Брахман, жрец стаи, умеет «слушать слои». Закрывая глаза, зависая (в прямом смысле слова) между небом и землей в позе примерно лотоса, он общается со сферами. Дело это непростое, иной раз мышцы его сухого аскетичного лица дрожат так, что ясно: «где-то на периферии большого радиуса слои возмущены так, что у Брахмана, будь он слабее духом, уже хлестала б горлом кровь и сыпались из глаз рубины».

Это характерная для романа фраза: про рубины из глаз.

В «Вороне белом» — до некоторого, впрочем, особого его слоя — все очень туго, плотно, как гвозди заподлицо. Воля. Сила. Жесть.

«Где мы, там трудно» — завет Князя, вожака стаи.

«Если ты не боишься умереть, то не можешь и проиграть» — другой его завет. Вожаком он является потому, что имеет на это «небесный мандат».

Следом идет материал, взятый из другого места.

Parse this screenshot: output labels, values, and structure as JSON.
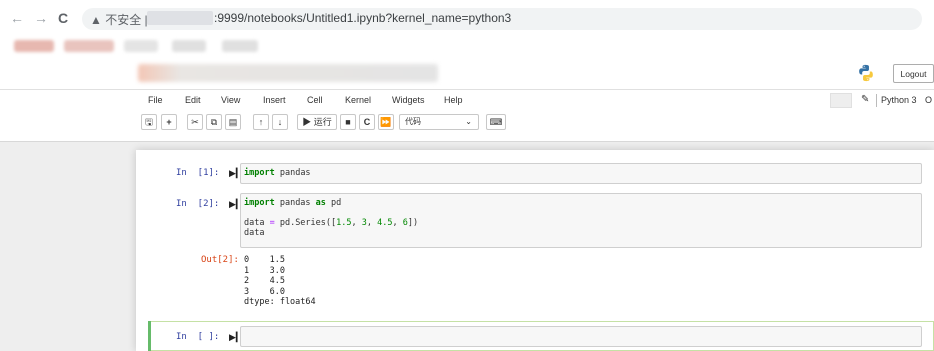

Добро от зла, хорошее от плохого следует отделять ежесекундно, чтобы не засосали бесы. Про них неплохо в такой вот максиме: «Растленная душа человека смердит — мы не чувствуем этого запаха, а бесы чуют и пируют на зловонных душах, как мясные мухи на падали».

На вопрос, что нужно сделать, чтобы не мыть на даче посуду, Князь отвечает не «взять на дачу девицу» и не «купить одноразовые тарелки». Он отвечает: надо сжечь дачу.

В стае считается неприличным скалить зубы — если, конечно, ты не собираешься никого вслед за этим порвать в клочки.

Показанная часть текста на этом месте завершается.